Tanto es así que no lo querría ni aunque me regalaran una isla de veraneo muy lejana que fuera más hermosa que esta.
Porque este lugar ya era tan hermoso y tan bueno que escapaba a mi control.
Al regresar a los brazos del niño después de jugar felizmente y sentir las piernas débiles, ese momento brilló más que los cristales marinos o las perlas que había debajo.
Mañana o pasado mañana. Tal vez al día siguiente, o al otro, pero algún día realmente quería volver caminando con el niño.
Es el deseo, grande y pequeño, de una sirena.
Porque la sirena ahora se ha convertido en un ser humano como el niño.
* * *
El chico sintió un poco, no, bastante lástima por la sirena.

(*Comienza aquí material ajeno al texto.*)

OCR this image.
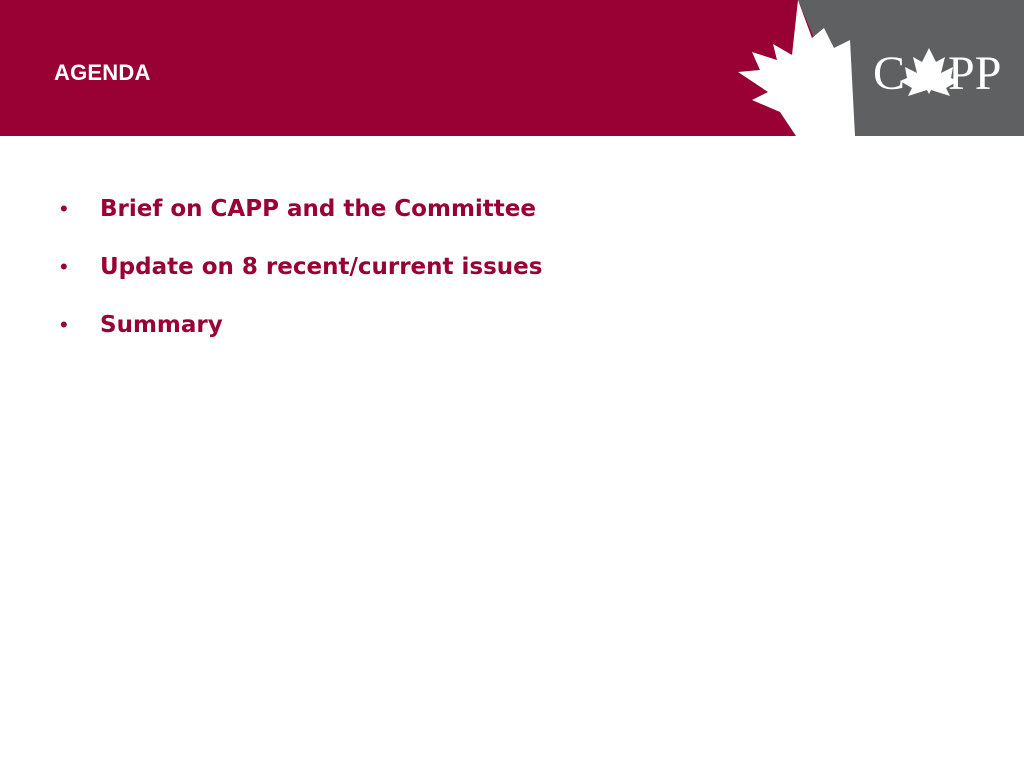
C PP
AGENDA
•	Brief on CAPP and the Committee
•	Update on 8 recent/current issues
•	Summary
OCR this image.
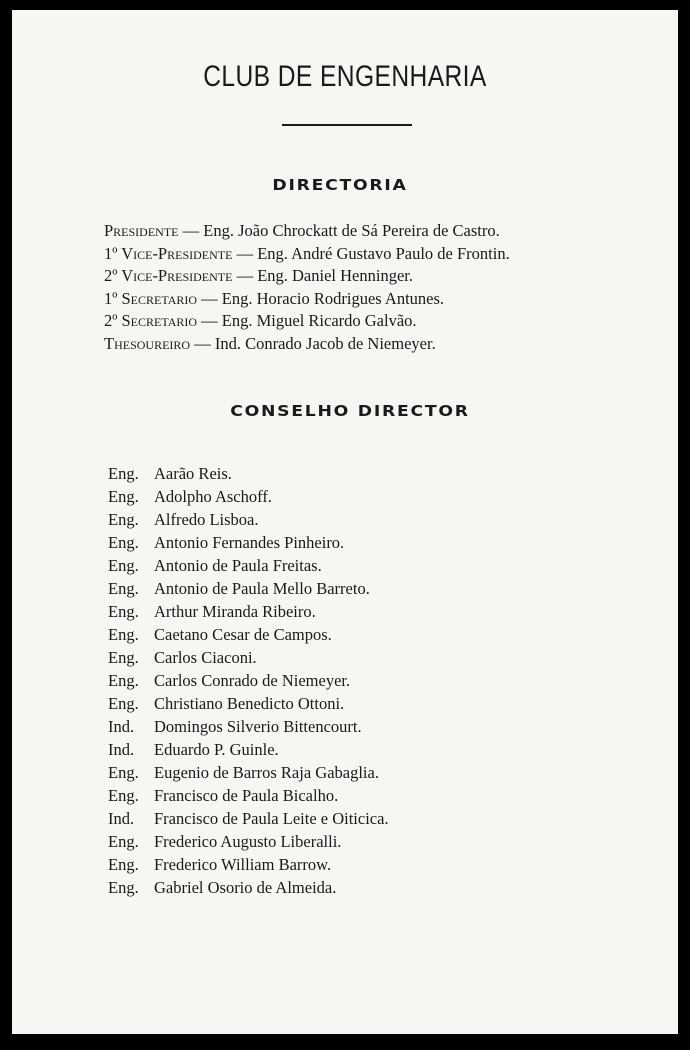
CLUB DE ENGENHARIA
DIRECTORIA
Presidente — Eng. João Chrockatt de Sá Pereira de Castro.
1º Vice-Presidente — Eng. André Gustavo Paulo de Frontin.
2º Vice-Presidente — Eng. Daniel Henninger.
1º Secretario — Eng. Horacio Rodrigues Antunes.
2º Secretario — Eng. Miguel Ricardo Galvão.
Thesoureiro — Ind. Conrado Jacob de Niemeyer.
CONSELHO DIRECTOR
Eng. Aarão Reis.
Eng. Adolpho Aschoff.
Eng. Alfredo Lisboa.
Eng. Antonio Fernandes Pinheiro.
Eng. Antonio de Paula Freitas.
Eng. Antonio de Paula Mello Barreto.
Eng. Arthur Miranda Ribeiro.
Eng. Caetano Cesar de Campos.
Eng. Carlos Ciaconi.
Eng. Carlos Conrado de Niemeyer.
Eng. Christiano Benedicto Ottoni.
Ind. Domingos Silverio Bittencourt.
Ind. Eduardo P. Guinle.
Eng. Eugenio de Barros Raja Gabaglia.
Eng. Francisco de Paula Bicalho.
Ind. Francisco de Paula Leite e Oiticica.
Eng. Frederico Augusto Liberalli.
Eng. Frederico William Barrow.
Eng. Gabriel Osorio de Almeida.
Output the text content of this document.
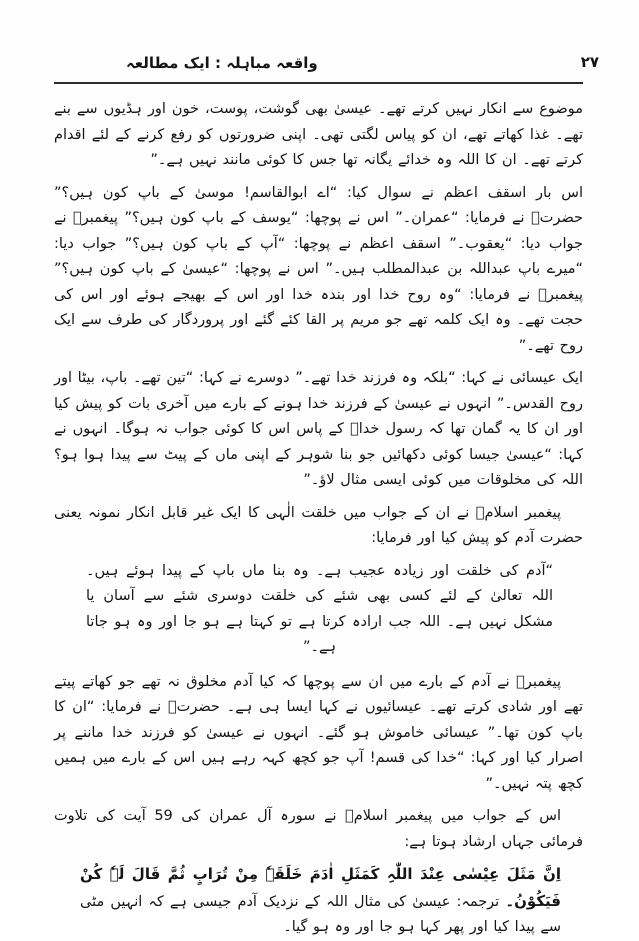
واقعہ مباہلہ : ایک مطالعہ	۲۷

موضوع سے انکار نہیں کرتے تھے۔ عیسیٰ بھی گوشت، پوست، خون اور ہڈیوں سے بنے تھے۔ غذا کھاتے تھے، ان کو پیاس لگتی تھی۔ اپنی ضرورتوں کو رفع کرنے کے لئے اقدام کرتے تھے۔ ان کا اللہ وہ خدائے یگانہ تھا جس کا کوئی مانند نہیں ہے۔”

اس بار اسقف اعظم نے سوال کیا: “اے ابوالقاسم! موسیٰ کے باپ کون ہیں؟” حضرتؑ نے فرمایا: “عمران۔” اس نے پوچھا: “یوسف کے باپ کون ہیں؟” پیغمبرؐ نے جواب دیا: “یعقوب۔” اسقف اعظم نے پوچھا: “آپ کے باپ کون ہیں؟” جواب دیا: “میرے باپ عبداللہ بن عبدالمطلب ہیں۔” اس نے پوچھا: “عیسیٰ کے باپ کون ہیں؟” پیغمبرؐ نے فرمایا: “وہ روح خدا اور بندہ خدا اور اس کے بھیجے ہوئے اور اس کی حجت تھے۔ وہ ایک کلمہ تھے جو مریم پر القا کئے گئے اور پروردگار کی طرف سے ایک روح تھے۔”

ایک عیسائی نے کہا: “بلکہ وہ فرزند خدا تھے۔” دوسرے نے کہا: “تین تھے۔ باپ، بیٹا اور روح القدس۔” انہوں نے عیسیٰ کے فرزند خدا ہونے کے بارے میں آخری بات کو پیش کیا اور ان کا یہ گمان تھا کہ رسول خداؐ کے پاس اس کا کوئی جواب نہ ہوگا۔ انہوں نے کہا: “عیسیٰ جیسا کوئی دکھائیں جو بنا شوہر کے اپنی ماں کے پیٹ سے پیدا ہوا ہو؟ اللہ کی مخلوقات میں کوئی ایسی مثال لاؤ۔”

پیغمبر اسلامؐ نے ان کے جواب میں خلقت الٰہی کا ایک غیر قابل انکار نمونہ یعنی حضرت آدم کو پیش کیا اور فرمایا:

“آدم کی خلقت اور زیادہ عجیب ہے۔ وہ بنا ماں باپ کے پیدا ہوئے ہیں۔ اللہ تعالیٰ کے لئے کسی بھی شئے کی خلقت دوسری شئے سے آسان یا مشکل نہیں ہے۔ اللہ جب ارادہ کرتا ہے تو کہتا ہے ہو جا اور وہ ہو جاتا ہے۔”

پیغمبرؐ نے آدم کے بارے میں ان سے پوچھا کہ کیا آدم مخلوق نہ تھے جو کھاتے پیتے تھے اور شادی کرتے تھے۔ عیسائیوں نے کہا ایسا ہی ہے۔ حضرتؑ نے فرمایا: “ان کا باپ کون تھا۔” عیسائی خاموش ہو گئے۔ انہوں نے عیسیٰ کو فرزند خدا ماننے پر اصرار کیا اور کہا: “خدا کی قسم! آپ جو کچھ کہہ رہے ہیں اس کے بارے میں ہمیں کچھ پتہ نہیں۔”

اس کے جواب میں پیغمبر اسلامؐ نے سورہ آل عمران کی 59 آیت کی تلاوت فرمائی جہاں ارشاد ہوتا ہے:

اِنَّ مَثَلَ عِیْسٰی عِنْدَ اللّٰہِ کَمَثَلِ اٰدَمَ خَلَقَہٗ مِنْ تُرَابٍ ثُمَّ قَالَ لَہٗ کُنْ فَیَکُوْنُ۔ ترجمہ: عیسیٰ کی مثال اللہ کے نزدیک آدم جیسی ہے کہ انہیں مٹی سے پیدا کیا اور پھر کہا ہو جا اور وہ ہو گیا۔
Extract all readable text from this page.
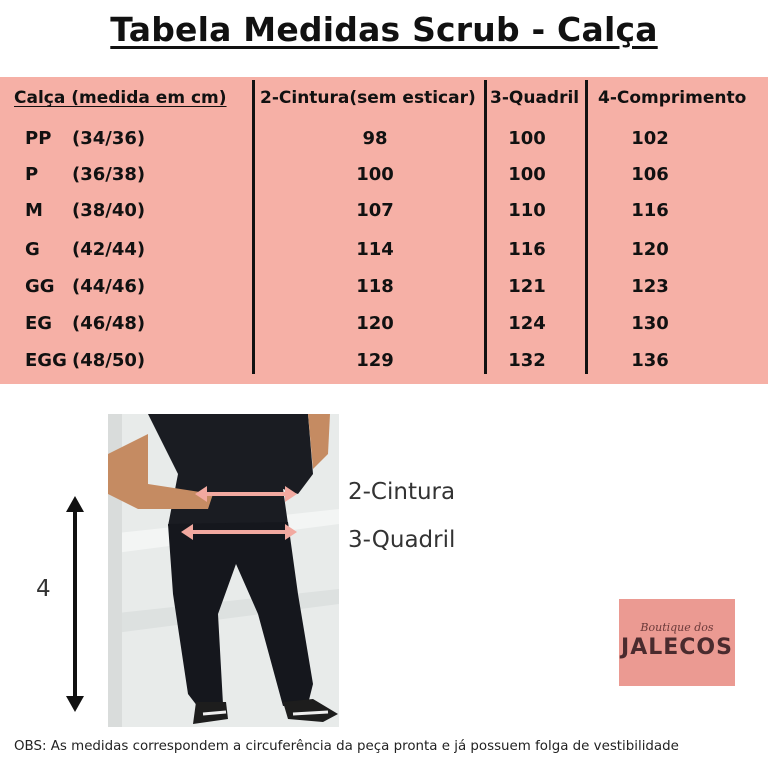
Tabela Medidas Scrub - Calça
Calça (medida em cm) 2-Cintura(sem esticar) 3-Quadril 4-Comprimento
PP (34/36)	98	100	102
P (36/38)	100	100	106
M (38/40)	107	110	116
G (42/44)	114	116	120
GG (44/46)	118	121	123
EG (46/48)	120	124	130
EGG (48/50)	129	132	136
2-Cintura
3-Quadril
4
Boutique dos
JALECOS
OBS: As medidas correspondem a circuferência da peça pronta e já possuem folga de vestibilidade
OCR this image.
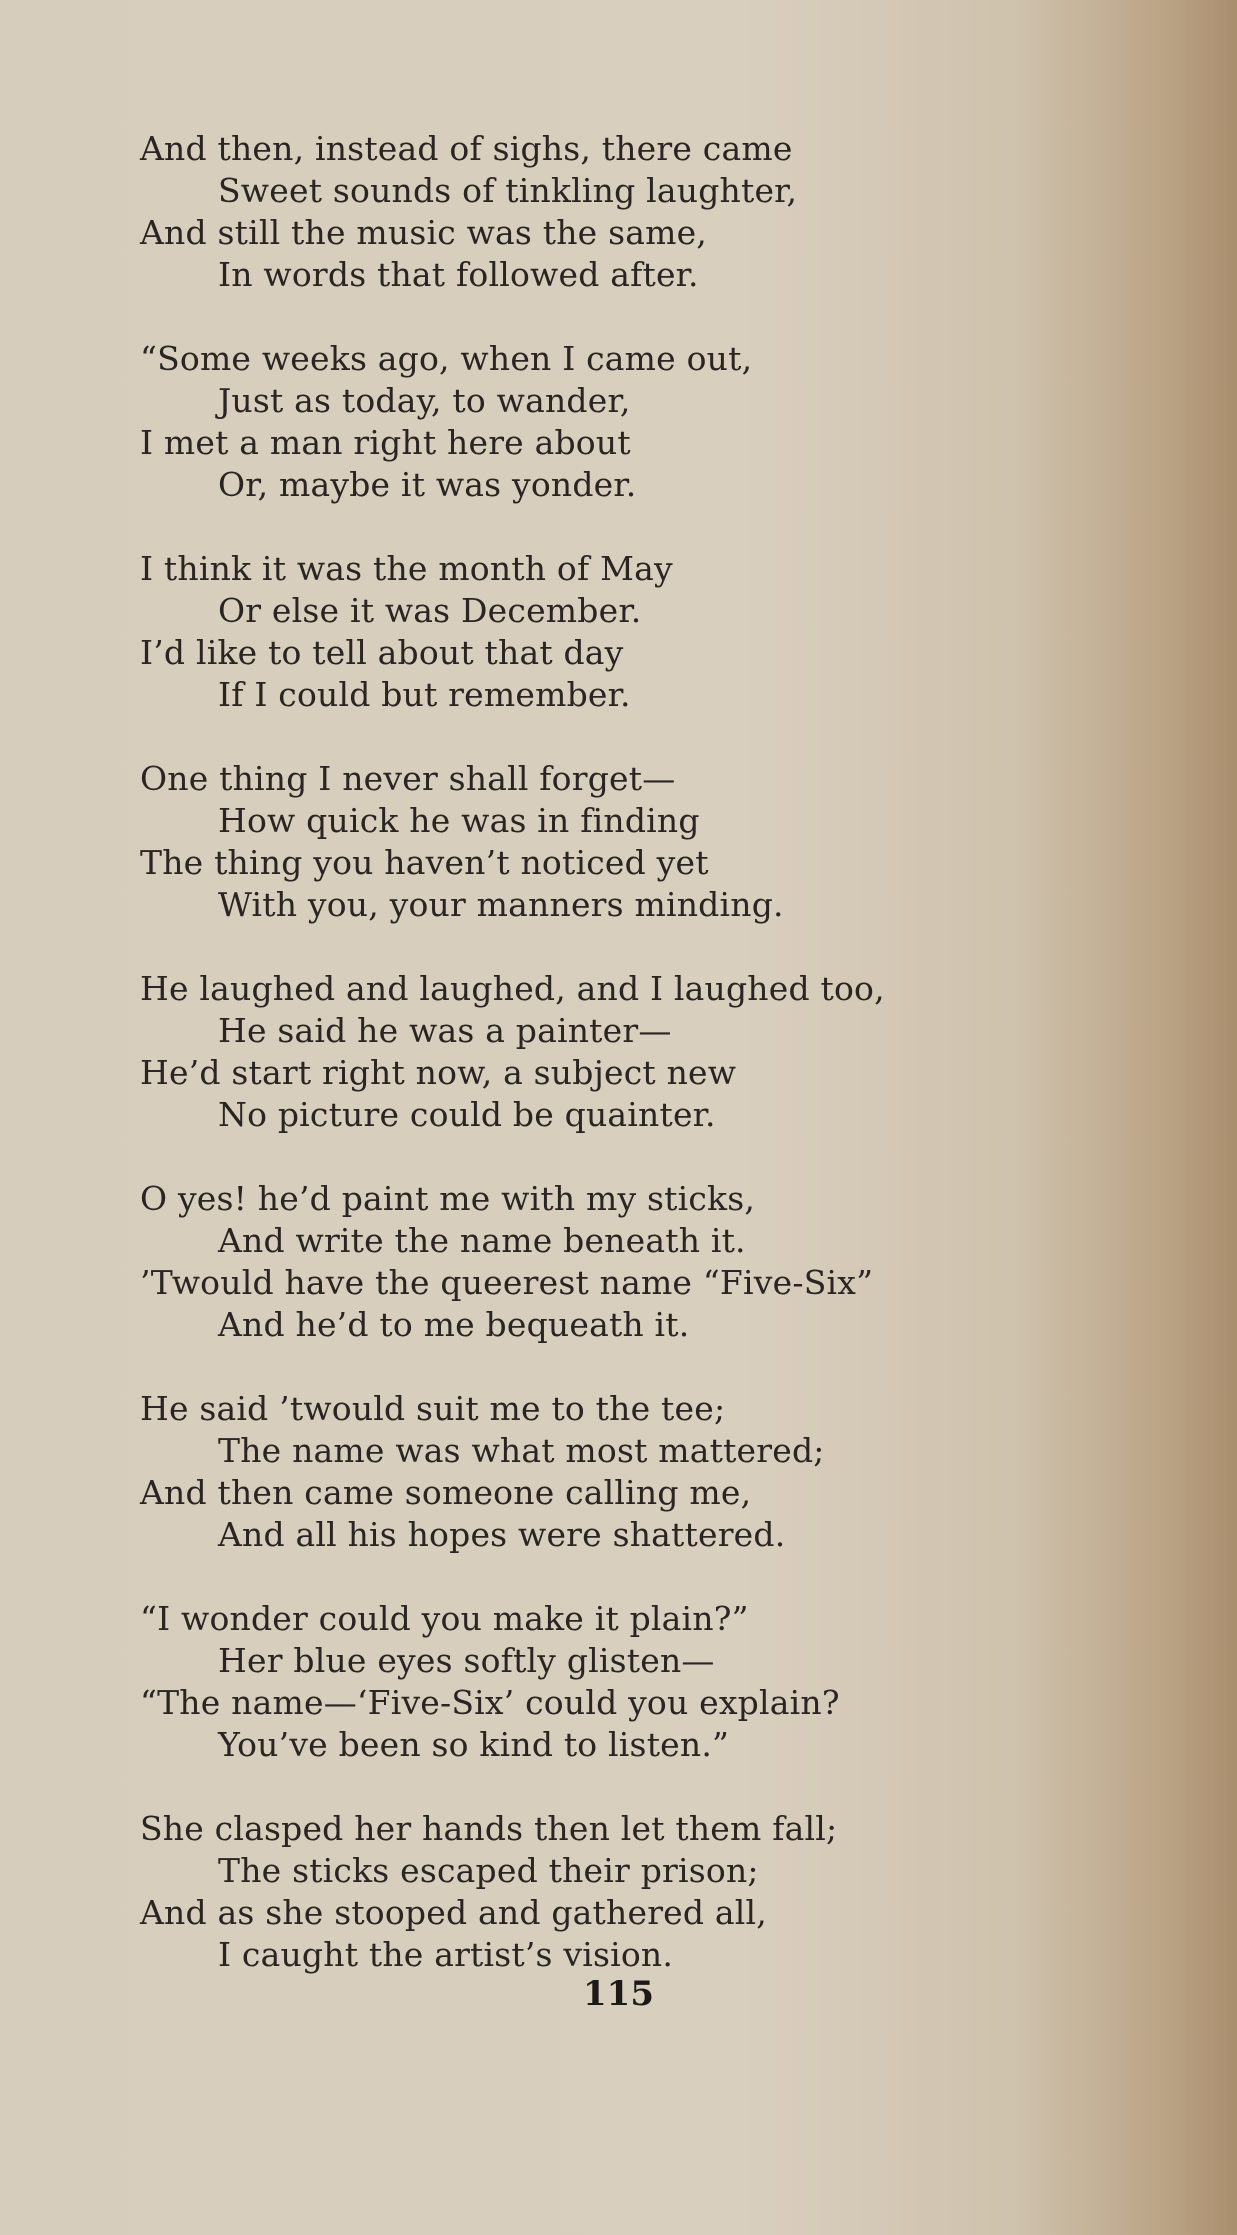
And then, instead of sighs, there came
Sweet sounds of tinkling laughter,
And still the music was the same,
In words that followed after.
“Some weeks ago, when I came out,
Just as today, to wander,
I met a man right here about
Or, maybe it was yonder.
I think it was the month of May
Or else it was December.
I’d like to tell about that day
If I could but remember.
One thing I never shall forget—
How quick he was in finding
The thing you haven’t noticed yet
With you, your manners minding.
He laughed and laughed, and I laughed too,
He said he was a painter—
He’d start right now, a subject new
No picture could be quainter.
O yes! he’d paint me with my sticks,
And write the name beneath it.
’Twould have the queerest name “Five-Six”
And he’d to me bequeath it.
He said ’twould suit me to the tee;
The name was what most mattered;
And then came someone calling me,
And all his hopes were shattered.
“I wonder could you make it plain?”
Her blue eyes softly glisten—
“The name—‘Five-Six’ could you explain?
You’ve been so kind to listen.”
She clasped her hands then let them fall;
The sticks escaped their prison;
And as she stooped and gathered all,
I caught the artist’s vision.
115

La obligaste a abandonar el mar donde estaban sus amigas sirenas porque ella misma no podía convertirse en sirena.
Me partió el corazón verlo tambalearse porque no podía controlar bien sus piernas.
Pronto, corría de un lado a otro como un bebé que descubre el mundo por primera vez, encontrando todo fascinante.
Eso no significa que no me encanten las sirenas.
Estar con una sirena fue emocionante, como si todo mi cuerpo se estuviera haciendo pedazos.
Es un julio maravilloso.

- Chico de verano, historia de sirenas.